We need to reduce the population of pets needing the surgery because of their underlying BOAS and its welfare problems. It’s clear we need to alter the breeding of these dogs. Eliminating the breeds realistically wouldn’t be achievable and would likely create black-market breeding, causing a whole new welfare problem. 

There needs to be greater diversity in the breeding to breed-in reduced BOAS traits in order to work towards reducing the negative welfare implications suffered by brachycephalic breeds. Breeding of severely affected dogs must be stopped. We need to further increase the awareness of BOAS suffered by the affected breeds and defame the sought after snub-nosed pets in popular culture.

Owners should do plenty of research before committing to a breed affected by BOAS and when electing to buy must be mindful to select pets from responsible breeders committed to improving the welfare of these breeds.

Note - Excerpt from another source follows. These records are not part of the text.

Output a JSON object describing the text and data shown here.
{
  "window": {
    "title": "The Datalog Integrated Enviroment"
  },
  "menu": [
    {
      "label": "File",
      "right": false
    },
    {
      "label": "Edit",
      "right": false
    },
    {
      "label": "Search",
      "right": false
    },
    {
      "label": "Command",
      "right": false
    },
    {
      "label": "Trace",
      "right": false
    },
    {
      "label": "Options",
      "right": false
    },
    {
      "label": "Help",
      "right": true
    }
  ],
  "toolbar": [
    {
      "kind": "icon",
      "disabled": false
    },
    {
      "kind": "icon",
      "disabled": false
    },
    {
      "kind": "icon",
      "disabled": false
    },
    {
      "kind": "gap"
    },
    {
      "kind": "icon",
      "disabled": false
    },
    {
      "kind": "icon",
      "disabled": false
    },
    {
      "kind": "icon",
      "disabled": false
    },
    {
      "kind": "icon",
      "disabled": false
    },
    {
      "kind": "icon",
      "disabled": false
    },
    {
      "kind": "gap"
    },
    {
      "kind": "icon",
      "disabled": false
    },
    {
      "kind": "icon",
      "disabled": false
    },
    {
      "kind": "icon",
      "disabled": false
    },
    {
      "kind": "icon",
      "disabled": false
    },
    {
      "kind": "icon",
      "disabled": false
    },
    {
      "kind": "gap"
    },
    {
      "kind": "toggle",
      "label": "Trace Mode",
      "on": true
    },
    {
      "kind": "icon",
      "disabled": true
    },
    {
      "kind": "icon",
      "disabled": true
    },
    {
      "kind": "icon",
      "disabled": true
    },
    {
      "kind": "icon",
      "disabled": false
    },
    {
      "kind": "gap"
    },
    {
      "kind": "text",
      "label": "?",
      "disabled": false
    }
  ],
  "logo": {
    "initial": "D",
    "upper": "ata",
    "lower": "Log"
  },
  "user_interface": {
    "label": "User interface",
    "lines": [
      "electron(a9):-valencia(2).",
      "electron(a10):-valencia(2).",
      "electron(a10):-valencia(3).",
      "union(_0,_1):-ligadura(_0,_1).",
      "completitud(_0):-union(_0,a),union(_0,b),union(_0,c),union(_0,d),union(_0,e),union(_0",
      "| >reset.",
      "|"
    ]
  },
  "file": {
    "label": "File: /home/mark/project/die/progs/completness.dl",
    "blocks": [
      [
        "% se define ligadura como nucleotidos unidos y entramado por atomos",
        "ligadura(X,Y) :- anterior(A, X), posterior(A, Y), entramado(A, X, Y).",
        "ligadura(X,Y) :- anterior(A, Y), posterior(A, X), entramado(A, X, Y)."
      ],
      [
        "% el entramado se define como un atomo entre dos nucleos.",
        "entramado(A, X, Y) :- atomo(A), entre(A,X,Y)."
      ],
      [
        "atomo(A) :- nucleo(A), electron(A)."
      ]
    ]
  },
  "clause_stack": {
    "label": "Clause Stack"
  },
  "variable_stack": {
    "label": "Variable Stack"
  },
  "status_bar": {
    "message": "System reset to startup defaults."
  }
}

Pets can be submitted to the Respiratory Function Grading Scheme run in conjunction with the Kennel Club to help owners understand the grade of BOAS in their pet, and advise breeding decisions for future dams and sires. There isn’t a quick fix to this problem we have created, but in time we can work together to secure a brighter future for these lovely pets. 

David

We don’t want to get rid of Pugs, or Frenchies, or any of the other lovely dogs who are affected by this condition. What we need to do is return them to a conformation more like the one they had a hundred years ago – with a short, but still present and functional nose. And that means action at the level of the Kennel Club and the Breed Associations, but also action by people looking to buy a new puppy.

Choose the longest-nosed dogs to breed from; choose the longest-nosed dogs to buy, and lets get these dogs back to what they should be.